Nowhere in your code do you determine the size of the display window, so I don't understand how you intend to handle scaling issues, or determine how many hexes are needed to show the full map.
As to your first question, I am certain that the performance will be poor. The constructor for QRegularPolygon is inside the loop that creates the hexes, so it gets called many times (800 in your example). It does two trig calculations for each vertex, so you perform 9600 trig calculations as you build your list of hexes. You don't need ANY of them. The calculations are the sine and cosine of 0 degrees, 60 degrees, 120 degrees and so on. Those are so easy you don't even need sin and cos.
The use of the trig functions exacerbates the floating point/integer problem, too. Look at this:
>> int(50.0*math.sin(math.pi/6))
24
We know it should be 25, but the computer figures it as int(24.999999999996) – I may have left out a few 9's.
If you calculate the vertex positions of just one hexagon, you can get all the other ones by a simple translation.

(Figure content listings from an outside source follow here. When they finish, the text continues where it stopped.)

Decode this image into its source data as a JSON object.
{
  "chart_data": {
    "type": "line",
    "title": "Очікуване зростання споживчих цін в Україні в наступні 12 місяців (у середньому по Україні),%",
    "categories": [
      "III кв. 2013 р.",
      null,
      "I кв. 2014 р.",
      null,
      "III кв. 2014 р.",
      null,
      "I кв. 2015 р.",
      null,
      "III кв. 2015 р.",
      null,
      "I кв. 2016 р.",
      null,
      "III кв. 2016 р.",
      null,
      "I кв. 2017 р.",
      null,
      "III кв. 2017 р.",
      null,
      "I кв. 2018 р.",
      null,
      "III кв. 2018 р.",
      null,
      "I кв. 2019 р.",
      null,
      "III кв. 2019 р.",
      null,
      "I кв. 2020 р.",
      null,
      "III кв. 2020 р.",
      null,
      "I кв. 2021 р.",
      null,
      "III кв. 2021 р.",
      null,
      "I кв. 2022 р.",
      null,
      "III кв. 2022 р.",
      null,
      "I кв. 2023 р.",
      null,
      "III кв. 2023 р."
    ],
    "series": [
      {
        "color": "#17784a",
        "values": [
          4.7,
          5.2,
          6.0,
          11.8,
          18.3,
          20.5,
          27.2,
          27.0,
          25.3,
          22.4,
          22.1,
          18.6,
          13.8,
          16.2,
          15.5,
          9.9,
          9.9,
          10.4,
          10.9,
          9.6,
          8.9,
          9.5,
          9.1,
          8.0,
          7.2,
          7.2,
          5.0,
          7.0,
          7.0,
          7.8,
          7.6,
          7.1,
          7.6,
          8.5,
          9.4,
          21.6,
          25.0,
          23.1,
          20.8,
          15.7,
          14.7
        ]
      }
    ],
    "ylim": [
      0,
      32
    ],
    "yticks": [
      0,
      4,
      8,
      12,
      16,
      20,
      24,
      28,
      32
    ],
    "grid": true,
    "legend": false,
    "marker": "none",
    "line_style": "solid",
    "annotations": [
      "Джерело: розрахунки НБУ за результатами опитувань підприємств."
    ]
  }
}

See the useful Qt functions QPolygon->translate or QPolygon->translated.
It seems that you don't need a constructor that can handle any type of polygon when your design concept absolutely needs hexagons. Did you just copy it from somewhere? I think it's mostly clutter, which always opens the door to errors.
Do you really need polygons here? Later on, I suppose, the game will use raster images, so the polygons are just for display purposes.
You could just take a point cloud representing all corners of the polygon and draw lines beneath them. With this, you avoid problems of rounding / floating point arithmetics etc.